PP - Mantêm, actualmente, os projectos musicais que integravam antes da formação dos peixe:avião? Como explicam o sucesso dos peixe:avião face a estes, que continuam longe dos ouvidos do grande público, não obstante a sua qualidade?
PA- De uma forma geral, continuamos a ter outros projectos em que cada um de nós se envolve de forma profunda e continuada, para além de outras participações de carácter mais ocasional. Cada projecto tem uma dinâmica própria, independentemente da sua qualidade, que varia muito com o sentido de oportunidade e a capacidade de chamar a atenção das pessoas e, obviamente, a disponibilidade para trabalhar e a qualidade do trabalho de cada um. A sorte é um factor importante, também. De qualquer forma, penso que pelo menos alguns dos outros projectos, em que elementos dos peixe : avião se têm envolvido, têm registado um crescimento sustentado, tal como o dos peixe : avião, embora, talvez, de forma um pouco mais lenta e menos mediatizada. Todos nós ficamos contentes por ver os projectos uns dos outros a florescer, e esperamos que seja isso que o futuro nos reserva, até porque vai de encontro à nossa curiosidade pela música de quejá falei anteriormente.

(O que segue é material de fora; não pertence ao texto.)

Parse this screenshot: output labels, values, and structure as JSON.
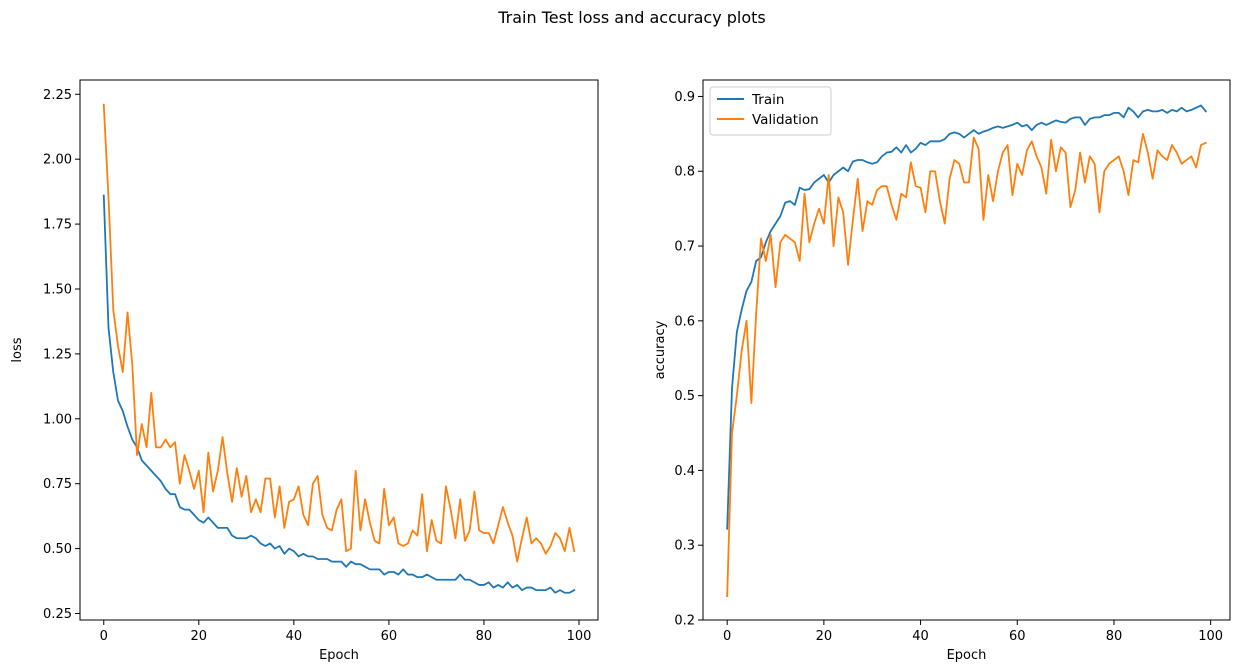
{
  "figure": {
    "title": "Train Test loss and accuracy plots"
  },
  "colors": {
    "train": "#1f77b4",
    "validation": "#ff7f0e",
    "axes": "#000000",
    "background": "#ffffff"
  },
  "chart_data": [
    {
      "type": "line",
      "title": "",
      "xlabel": "Epoch",
      "ylabel": "loss",
      "xlim": [
        -5,
        104
      ],
      "ylim": [
        0.225,
        2.305
      ],
      "xticks": [
        0,
        20,
        40,
        60,
        80,
        100
      ],
      "xtick_labels": [
        "0",
        "20",
        "40",
        "60",
        "80",
        "100"
      ],
      "yticks": [
        0.25,
        0.5,
        0.75,
        1.0,
        1.25,
        1.5,
        1.75,
        2.0,
        2.25
      ],
      "ytick_labels": [
        "0.25",
        "0.50",
        "0.75",
        "1.00",
        "1.25",
        "1.50",
        "1.75",
        "2.00",
        "2.25"
      ],
      "grid": false,
      "legend": null,
      "series": [
        {
          "color": "#1f77b4",
          "x": [
            0,
            1,
            2,
            3,
            4,
            5,
            6,
            7,
            8,
            9,
            10,
            11,
            12,
            13,
            14,
            15,
            16,
            17,
            18,
            19,
            20,
            21,
            22,
            23,
            24,
            25,
            26,
            27,
            28,
            29,
            30,
            31,
            32,
            33,
            34,
            35,
            36,
            37,
            38,
            39,
            40,
            41,
            42,
            43,
            44,
            45,
            46,
            47,
            48,
            49,
            50,
            51,
            52,
            53,
            54,
            55,
            56,
            57,
            58,
            59,
            60,
            61,
            62,
            63,
            64,
            65,
            66,
            67,
            68,
            69,
            70,
            71,
            72,
            73,
            74,
            75,
            76,
            77,
            78,
            79,
            80,
            81,
            82,
            83,
            84,
            85,
            86,
            87,
            88,
            89,
            90,
            91,
            92,
            93,
            94,
            95,
            96,
            97,
            98,
            99
          ],
          "y": [
            1.86,
            1.35,
            1.18,
            1.07,
            1.03,
            0.97,
            0.92,
            0.89,
            0.84,
            0.82,
            0.8,
            0.78,
            0.76,
            0.73,
            0.71,
            0.71,
            0.66,
            0.65,
            0.65,
            0.63,
            0.61,
            0.6,
            0.62,
            0.6,
            0.58,
            0.58,
            0.58,
            0.55,
            0.54,
            0.54,
            0.54,
            0.55,
            0.54,
            0.52,
            0.51,
            0.52,
            0.5,
            0.51,
            0.48,
            0.5,
            0.49,
            0.47,
            0.48,
            0.47,
            0.47,
            0.46,
            0.46,
            0.46,
            0.45,
            0.45,
            0.45,
            0.43,
            0.45,
            0.44,
            0.44,
            0.43,
            0.42,
            0.42,
            0.42,
            0.4,
            0.41,
            0.41,
            0.4,
            0.42,
            0.4,
            0.4,
            0.39,
            0.39,
            0.4,
            0.39,
            0.38,
            0.38,
            0.38,
            0.38,
            0.38,
            0.4,
            0.38,
            0.38,
            0.37,
            0.36,
            0.36,
            0.37,
            0.35,
            0.36,
            0.35,
            0.37,
            0.35,
            0.36,
            0.34,
            0.35,
            0.35,
            0.34,
            0.34,
            0.34,
            0.35,
            0.33,
            0.34,
            0.33,
            0.33,
            0.34
          ]
        },
        {
          "color": "#ff7f0e",
          "x": [
            0,
            1,
            2,
            3,
            4,
            5,
            6,
            7,
            8,
            9,
            10,
            11,
            12,
            13,
            14,
            15,
            16,
            17,
            18,
            19,
            20,
            21,
            22,
            23,
            24,
            25,
            26,
            27,
            28,
            29,
            30,
            31,
            32,
            33,
            34,
            35,
            36,
            37,
            38,
            39,
            40,
            41,
            42,
            43,
            44,
            45,
            46,
            47,
            48,
            49,
            50,
            51,
            52,
            53,
            54,
            55,
            56,
            57,
            58,
            59,
            60,
            61,
            62,
            63,
            64,
            65,
            66,
            67,
            68,
            69,
            70,
            71,
            72,
            73,
            74,
            75,
            76,
            77,
            78,
            79,
            80,
            81,
            82,
            83,
            84,
            85,
            86,
            87,
            88,
            89,
            90,
            91,
            92,
            93,
            94,
            95,
            96,
            97,
            98,
            99
          ],
          "y": [
            2.21,
            1.85,
            1.42,
            1.28,
            1.18,
            1.41,
            1.21,
            0.86,
            0.98,
            0.89,
            1.1,
            0.89,
            0.89,
            0.92,
            0.89,
            0.91,
            0.75,
            0.86,
            0.8,
            0.73,
            0.8,
            0.64,
            0.87,
            0.72,
            0.8,
            0.93,
            0.79,
            0.68,
            0.81,
            0.7,
            0.78,
            0.64,
            0.69,
            0.64,
            0.77,
            0.77,
            0.62,
            0.74,
            0.58,
            0.68,
            0.69,
            0.74,
            0.63,
            0.59,
            0.75,
            0.78,
            0.63,
            0.58,
            0.57,
            0.65,
            0.69,
            0.49,
            0.5,
            0.8,
            0.57,
            0.69,
            0.6,
            0.53,
            0.52,
            0.73,
            0.59,
            0.62,
            0.52,
            0.51,
            0.52,
            0.57,
            0.55,
            0.71,
            0.49,
            0.61,
            0.53,
            0.52,
            0.74,
            0.65,
            0.54,
            0.69,
            0.53,
            0.57,
            0.72,
            0.57,
            0.56,
            0.56,
            0.52,
            0.59,
            0.66,
            0.6,
            0.55,
            0.45,
            0.54,
            0.62,
            0.52,
            0.54,
            0.52,
            0.48,
            0.51,
            0.56,
            0.54,
            0.49,
            0.58,
            0.49
          ]
        }
      ]
    },
    {
      "type": "line",
      "title": "",
      "xlabel": "Epoch",
      "ylabel": "accuracy",
      "xlim": [
        -5,
        104
      ],
      "ylim": [
        0.2,
        0.922
      ],
      "xticks": [
        0,
        20,
        40,
        60,
        80,
        100
      ],
      "xtick_labels": [
        "0",
        "20",
        "40",
        "60",
        "80",
        "100"
      ],
      "yticks": [
        0.2,
        0.3,
        0.4,
        0.5,
        0.6,
        0.7,
        0.8,
        0.9
      ],
      "ytick_labels": [
        "0.2",
        "0.3",
        "0.4",
        "0.5",
        "0.6",
        "0.7",
        "0.8",
        "0.9"
      ],
      "grid": false,
      "legend": "top-left",
      "series": [
        {
          "name": "Train",
          "color": "#1f77b4",
          "x": [
            0,
            1,
            2,
            3,
            4,
            5,
            6,
            7,
            8,
            9,
            10,
            11,
            12,
            13,
            14,
            15,
            16,
            17,
            18,
            19,
            20,
            21,
            22,
            23,
            24,
            25,
            26,
            27,
            28,
            29,
            30,
            31,
            32,
            33,
            34,
            35,
            36,
            37,
            38,
            39,
            40,
            41,
            42,
            43,
            44,
            45,
            46,
            47,
            48,
            49,
            50,
            51,
            52,
            53,
            54,
            55,
            56,
            57,
            58,
            59,
            60,
            61,
            62,
            63,
            64,
            65,
            66,
            67,
            68,
            69,
            70,
            71,
            72,
            73,
            74,
            75,
            76,
            77,
            78,
            79,
            80,
            81,
            82,
            83,
            84,
            85,
            86,
            87,
            88,
            89,
            90,
            91,
            92,
            93,
            94,
            95,
            96,
            97,
            98,
            99
          ],
          "y": [
            0.322,
            0.51,
            0.585,
            0.615,
            0.64,
            0.652,
            0.68,
            0.685,
            0.705,
            0.72,
            0.73,
            0.74,
            0.758,
            0.76,
            0.755,
            0.778,
            0.775,
            0.776,
            0.785,
            0.79,
            0.795,
            0.785,
            0.795,
            0.8,
            0.805,
            0.8,
            0.813,
            0.815,
            0.815,
            0.812,
            0.81,
            0.812,
            0.82,
            0.825,
            0.826,
            0.832,
            0.825,
            0.835,
            0.825,
            0.83,
            0.838,
            0.835,
            0.84,
            0.84,
            0.84,
            0.843,
            0.85,
            0.852,
            0.85,
            0.845,
            0.85,
            0.855,
            0.85,
            0.853,
            0.855,
            0.858,
            0.86,
            0.858,
            0.86,
            0.862,
            0.865,
            0.86,
            0.862,
            0.855,
            0.862,
            0.865,
            0.862,
            0.865,
            0.868,
            0.866,
            0.865,
            0.87,
            0.872,
            0.872,
            0.862,
            0.87,
            0.872,
            0.872,
            0.875,
            0.875,
            0.878,
            0.878,
            0.872,
            0.885,
            0.88,
            0.872,
            0.88,
            0.882,
            0.88,
            0.88,
            0.882,
            0.878,
            0.882,
            0.88,
            0.885,
            0.88,
            0.882,
            0.885,
            0.888,
            0.88
          ]
        },
        {
          "name": "Validation",
          "color": "#ff7f0e",
          "x": [
            0,
            1,
            2,
            3,
            4,
            5,
            6,
            7,
            8,
            9,
            10,
            11,
            12,
            13,
            14,
            15,
            16,
            17,
            18,
            19,
            20,
            21,
            22,
            23,
            24,
            25,
            26,
            27,
            28,
            29,
            30,
            31,
            32,
            33,
            34,
            35,
            36,
            37,
            38,
            39,
            40,
            41,
            42,
            43,
            44,
            45,
            46,
            47,
            48,
            49,
            50,
            51,
            52,
            53,
            54,
            55,
            56,
            57,
            58,
            59,
            60,
            61,
            62,
            63,
            64,
            65,
            66,
            67,
            68,
            69,
            70,
            71,
            72,
            73,
            74,
            75,
            76,
            77,
            78,
            79,
            80,
            81,
            82,
            83,
            84,
            85,
            86,
            87,
            88,
            89,
            90,
            91,
            92,
            93,
            94,
            95,
            96,
            97,
            98,
            99
          ],
          "y": [
            0.232,
            0.45,
            0.5,
            0.56,
            0.6,
            0.49,
            0.61,
            0.71,
            0.68,
            0.715,
            0.645,
            0.705,
            0.715,
            0.71,
            0.705,
            0.68,
            0.77,
            0.705,
            0.73,
            0.75,
            0.73,
            0.795,
            0.7,
            0.765,
            0.745,
            0.675,
            0.735,
            0.79,
            0.72,
            0.76,
            0.755,
            0.775,
            0.78,
            0.78,
            0.755,
            0.735,
            0.77,
            0.765,
            0.812,
            0.78,
            0.778,
            0.745,
            0.8,
            0.8,
            0.76,
            0.73,
            0.79,
            0.815,
            0.81,
            0.785,
            0.785,
            0.845,
            0.83,
            0.735,
            0.795,
            0.76,
            0.8,
            0.825,
            0.835,
            0.768,
            0.81,
            0.795,
            0.828,
            0.84,
            0.82,
            0.805,
            0.77,
            0.842,
            0.8,
            0.832,
            0.825,
            0.752,
            0.775,
            0.825,
            0.785,
            0.82,
            0.81,
            0.745,
            0.8,
            0.81,
            0.815,
            0.82,
            0.8,
            0.768,
            0.815,
            0.812,
            0.85,
            0.825,
            0.79,
            0.828,
            0.82,
            0.815,
            0.835,
            0.825,
            0.81,
            0.815,
            0.82,
            0.805,
            0.835,
            0.838
          ]
        }
      ]
    }
  ]
}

PP - Como foi emergir e como é, hoje, manterem-se à tona do panorama musical nacional, estando em Braga, longe da grande movida lisboeta? Quais os principais entraves/dificuldades com que se deparam ou depararam? Quais as vantagens?

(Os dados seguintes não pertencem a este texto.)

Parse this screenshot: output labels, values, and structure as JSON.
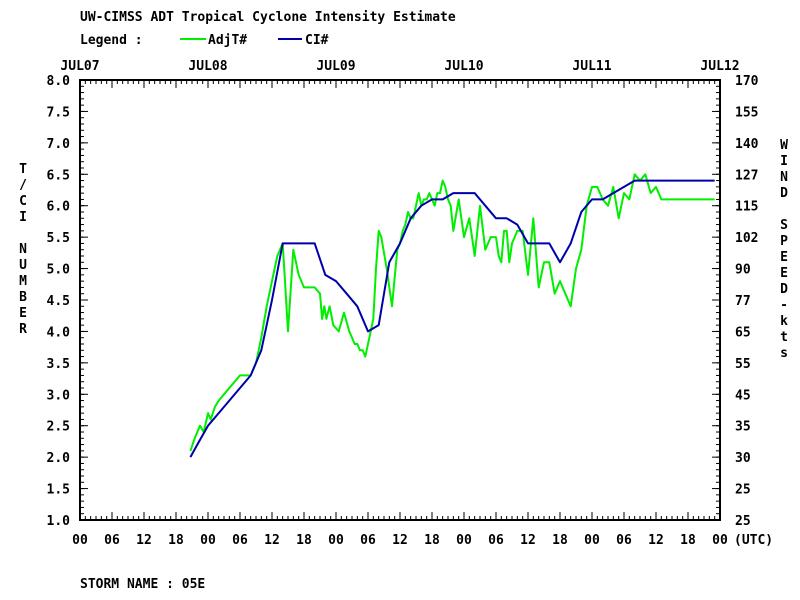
{
  "title": "UW-CIMSS ADT Tropical Cyclone Intensity Estimate",
  "legend": {
    "label": "Legend :",
    "entries": [
      {
        "name": "AdjT#",
        "color": "#00ee00"
      },
      {
        "name": "CI#",
        "color": "#0000aa"
      }
    ]
  },
  "footer": "STORM NAME : 05E",
  "chart_data": {
    "type": "line",
    "title": "UW-CIMSS ADT Tropical Cyclone Intensity Estimate",
    "xlabel": "(UTC)",
    "ylabel": "T/CI NUMBER",
    "ylabel_right": "WIND SPEED-kts",
    "xlim": [
      0,
      120
    ],
    "ylim": [
      1.0,
      8.0
    ],
    "date_ticks": [
      "JUL07",
      "JUL08",
      "JUL09",
      "JUL10",
      "JUL11",
      "JUL12"
    ],
    "x_tick_labels": [
      "00",
      "06",
      "12",
      "18",
      "00",
      "06",
      "12",
      "18",
      "00",
      "06",
      "12",
      "18",
      "00",
      "06",
      "12",
      "18",
      "00",
      "06",
      "12",
      "18",
      "00"
    ],
    "y_ticks": [
      "1.0",
      "1.5",
      "2.0",
      "2.5",
      "3.0",
      "3.5",
      "4.0",
      "4.5",
      "5.0",
      "5.5",
      "6.0",
      "6.5",
      "7.0",
      "7.5",
      "8.0"
    ],
    "y_right_ticks": [
      "25",
      "25",
      "30",
      "35",
      "45",
      "55",
      "65",
      "77",
      "90",
      "102",
      "115",
      "127",
      "140",
      "155",
      "170"
    ],
    "grid": false,
    "series": [
      {
        "name": "AdjT#",
        "color": "#00ee00",
        "x": [
          20.7,
          21.5,
          22.5,
          23.2,
          24.0,
          24.5,
          25.3,
          26.0,
          27.0,
          28.0,
          29.0,
          30.0,
          31.0,
          32.0,
          33.0,
          34.0,
          35.0,
          36.0,
          37.0,
          38.0,
          39.0,
          40.0,
          41.0,
          42.0,
          43.0,
          44.0,
          45.0,
          45.4,
          45.8,
          46.2,
          46.8,
          47.5,
          48.5,
          49.5,
          50.5,
          51.5,
          52.0,
          52.5,
          53.0,
          53.5,
          54.5,
          55.0,
          55.5,
          56.0,
          56.5,
          57.5,
          58.5,
          59.5,
          60.0,
          60.5,
          61.0,
          61.5,
          62.0,
          62.5,
          63.0,
          63.5,
          64.0,
          64.5,
          65.0,
          65.5,
          66.0,
          66.5,
          67.0,
          67.5,
          68.0,
          68.5,
          69.0,
          69.5,
          70.0,
          71.0,
          72.0,
          73.0,
          74.0,
          75.0,
          76.0,
          77.0,
          78.0,
          78.5,
          79.0,
          79.5,
          80.0,
          80.5,
          81.0,
          82.0,
          83.0,
          84.0,
          85.0,
          86.0,
          87.0,
          88.0,
          89.0,
          90.0,
          91.0,
          92.0,
          93.0,
          94.0,
          95.0,
          96.0,
          97.0,
          98.0,
          99.0,
          100.0,
          101.0,
          102.0,
          103.0,
          104.0,
          105.0,
          106.0,
          107.0,
          108.0,
          109.0,
          110.0,
          111.0,
          112.0,
          113.0,
          114.0,
          115.0,
          116.0,
          117.0,
          118.0,
          119.0
        ],
        "y": [
          2.1,
          2.3,
          2.5,
          2.4,
          2.7,
          2.6,
          2.8,
          2.9,
          3.0,
          3.1,
          3.2,
          3.3,
          3.3,
          3.3,
          3.5,
          3.9,
          4.4,
          4.8,
          5.2,
          5.4,
          4.0,
          5.3,
          4.9,
          4.7,
          4.7,
          4.7,
          4.6,
          4.2,
          4.4,
          4.2,
          4.4,
          4.1,
          4.0,
          4.3,
          4.0,
          3.8,
          3.8,
          3.7,
          3.7,
          3.6,
          4.0,
          4.2,
          5.0,
          5.6,
          5.5,
          5.0,
          4.4,
          5.3,
          5.4,
          5.6,
          5.7,
          5.9,
          5.8,
          5.8,
          6.0,
          6.2,
          6.0,
          6.1,
          6.1,
          6.2,
          6.1,
          6.0,
          6.2,
          6.2,
          6.4,
          6.3,
          6.1,
          6.0,
          5.6,
          6.1,
          5.5,
          5.8,
          5.2,
          6.0,
          5.3,
          5.5,
          5.5,
          5.2,
          5.1,
          5.6,
          5.6,
          5.1,
          5.4,
          5.6,
          5.6,
          4.9,
          5.8,
          4.7,
          5.1,
          5.1,
          4.6,
          4.8,
          4.6,
          4.4,
          5.0,
          5.3,
          6.0,
          6.3,
          6.3,
          6.1,
          6.0,
          6.3,
          5.8,
          6.2,
          6.1,
          6.5,
          6.4,
          6.5,
          6.2,
          6.3,
          6.1,
          6.1,
          6.1,
          6.1,
          6.1,
          6.1,
          6.1,
          6.1,
          6.1,
          6.1,
          6.1
        ]
      },
      {
        "name": "CI#",
        "color": "#0000aa",
        "x": [
          20.7,
          22.0,
          24.0,
          26.0,
          28.0,
          30.0,
          32.0,
          34.0,
          36.0,
          38.0,
          40.0,
          42.0,
          44.0,
          46.0,
          48.0,
          50.0,
          52.0,
          54.0,
          56.0,
          58.0,
          60.0,
          62.0,
          64.0,
          66.0,
          68.0,
          70.0,
          72.0,
          74.0,
          76.0,
          78.0,
          80.0,
          82.0,
          84.0,
          86.0,
          88.0,
          90.0,
          92.0,
          94.0,
          96.0,
          98.0,
          100.0,
          102.0,
          104.0,
          106.0,
          108.0,
          110.0,
          112.0,
          114.0,
          116.0,
          118.0,
          119.0
        ],
        "y": [
          2.0,
          2.2,
          2.5,
          2.7,
          2.9,
          3.1,
          3.3,
          3.7,
          4.5,
          5.4,
          5.4,
          5.4,
          5.4,
          4.9,
          4.8,
          4.6,
          4.4,
          4.0,
          4.1,
          5.1,
          5.4,
          5.8,
          6.0,
          6.1,
          6.1,
          6.2,
          6.2,
          6.2,
          6.0,
          5.8,
          5.8,
          5.7,
          5.4,
          5.4,
          5.4,
          5.1,
          5.4,
          5.9,
          6.1,
          6.1,
          6.2,
          6.3,
          6.4,
          6.4,
          6.4,
          6.4,
          6.4,
          6.4,
          6.4,
          6.4,
          6.4
        ]
      }
    ]
  }
}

PA- No início não sentimos qualquer diferença, as coisas foram acontecendo por si. De resto, sentimos, talvez, que, promocionalmente, temos de fazer um esforço maior para conseguir os resultados que desejamos, mas é apenas uma questão de organização. Não sei se existem grandes vantagens, mas talvez um certo distanciamento em relação à tal movida lisboeta nos permita tomar decisões com mais serenidade.
PP - Como lidam com a Internet? Mantêm, à semelhança de outros artistas, uma relação amor-ódio? Na carreira dos peixe:avião, os seus benefícios têm superado os seus inconvenientes?
PA- Não temos uma relação amor/ódio. Acho que temos uma relação de amor, apenas, uma vez que é uma das nossas principais ferramentas de promoção e nos permite estar perto e contactar directamente com a nossa base de apoio. De resto, a organização da indústria que é a música nunca mais vai ser a mesma e a atitude inteligente é tentar aproveitar as novas oportunidades que se nos oferecem.
PP - A internacionalização é uma ambição dos peixe:avião?
PA- É uma perspectiva interessante, mas não estamos muito preocupados com isso, neste momento.
PP - “Quem não ouve peixe:avião é menos feliz”, diz Valter Hugo Mãe. Concordam?
PA- Bem, pelo menos, podemos desejar que quem oiça peixe : avião seja mais feliz.